On 30 March 2014, a worker informed Mr Hanna that he had obtained some fact sheets from the Fair Work Ombudsman website about freedom of association which advised that it was his right to choose whether or not he joined a union. Despite this conversation, the following day Mr Hanna told the worker that the CFMEU could close the site and prevent others from working if the employee refused to pay union membership fees. As a result, the worker left the site and did not perform any work.

In handing down today’s penalty, Justice Tracey said it was important that penalties acted as an effective deterrent for other employers in the industry.

“There are thousands of small contractors involved in the construction industry. Many are, potentially, susceptible to pressure to require employees to join a union, fearing that if they do not do so they will not be engaged to work on commercial construction sites,” Justice Tracey said.

His Honour found that the contraventions were evidence of the culture that exists within parts of the construction industry.

 “Mr Hanna had become immersed in the culture of at least some commercial construction sites on which compulsory union membership was accepted by both employers and employees,” Justice Tracey said.

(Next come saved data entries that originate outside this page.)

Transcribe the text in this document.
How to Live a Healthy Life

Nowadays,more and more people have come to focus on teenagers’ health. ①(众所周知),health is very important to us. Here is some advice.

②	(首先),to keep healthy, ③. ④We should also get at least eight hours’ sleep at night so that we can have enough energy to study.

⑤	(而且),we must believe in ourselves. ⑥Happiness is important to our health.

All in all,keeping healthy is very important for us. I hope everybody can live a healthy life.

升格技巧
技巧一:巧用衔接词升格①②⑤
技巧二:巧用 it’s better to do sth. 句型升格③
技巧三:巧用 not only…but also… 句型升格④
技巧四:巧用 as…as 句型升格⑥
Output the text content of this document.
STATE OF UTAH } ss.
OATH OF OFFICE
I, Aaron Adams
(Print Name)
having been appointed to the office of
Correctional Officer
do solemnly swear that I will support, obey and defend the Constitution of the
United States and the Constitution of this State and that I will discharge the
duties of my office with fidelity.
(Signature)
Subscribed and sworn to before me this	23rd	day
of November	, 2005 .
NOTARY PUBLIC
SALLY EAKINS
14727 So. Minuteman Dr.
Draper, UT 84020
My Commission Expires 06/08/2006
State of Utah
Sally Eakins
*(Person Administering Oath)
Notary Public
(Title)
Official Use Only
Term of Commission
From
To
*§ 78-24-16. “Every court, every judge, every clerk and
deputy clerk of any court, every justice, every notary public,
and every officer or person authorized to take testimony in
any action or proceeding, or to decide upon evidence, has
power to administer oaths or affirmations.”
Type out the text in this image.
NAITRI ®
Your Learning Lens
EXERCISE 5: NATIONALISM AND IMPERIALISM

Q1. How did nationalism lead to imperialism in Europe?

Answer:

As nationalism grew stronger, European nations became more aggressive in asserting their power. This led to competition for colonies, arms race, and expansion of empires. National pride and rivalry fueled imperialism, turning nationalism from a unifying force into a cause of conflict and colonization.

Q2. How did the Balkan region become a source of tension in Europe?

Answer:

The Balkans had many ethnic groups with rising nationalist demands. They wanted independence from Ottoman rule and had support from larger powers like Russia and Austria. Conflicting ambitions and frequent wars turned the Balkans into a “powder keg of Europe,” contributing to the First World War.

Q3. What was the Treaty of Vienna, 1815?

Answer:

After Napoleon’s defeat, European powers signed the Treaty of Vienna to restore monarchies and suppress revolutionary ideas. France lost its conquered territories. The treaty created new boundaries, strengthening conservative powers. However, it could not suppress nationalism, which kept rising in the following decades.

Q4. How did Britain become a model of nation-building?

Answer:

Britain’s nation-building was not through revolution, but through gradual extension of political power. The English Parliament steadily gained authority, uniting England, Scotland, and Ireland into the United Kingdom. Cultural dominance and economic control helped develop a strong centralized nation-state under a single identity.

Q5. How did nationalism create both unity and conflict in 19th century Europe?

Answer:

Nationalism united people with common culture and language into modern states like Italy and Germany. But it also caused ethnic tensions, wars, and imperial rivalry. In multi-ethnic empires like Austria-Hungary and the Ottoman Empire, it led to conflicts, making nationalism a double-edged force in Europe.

“Mr Hanna had not familiarised himself with the relevant provisions of the Act. It is, perhaps, surprising that, despite working in the construction industry for some 11 years at the time of the contraventions, Mr Hanna had remained ignorant about the laws protecting freedom of association and had not made enquiries when [the worker] told him that he was not obliged to be a member of the CFMEU.”

Mr Hanna was penalised a total of $2,400 while Arteam was penalised a total of $17,600 for the contraventions which occurred on 11 March and 27 March 2014.

FWBC Director Nigel Hadgkiss said employers must respect workers’ rights.

“Workers are free to choose whether they wish to join a union or not. Australian employers cannot discriminate against their workers based on their union status regardless of whether they choose to be a union member or whether they choose to be a non-member. It’s important that all employers respect the decisions their workers make with regard to exercising their lawful workplace rights.

The CFMEU and one of its representatives, Godwin Farrugia, are also listed as respondents in this matter. However, the CFMEU and Mr Farrugia are defending the allegations against them and  a trial will  take place in 2017.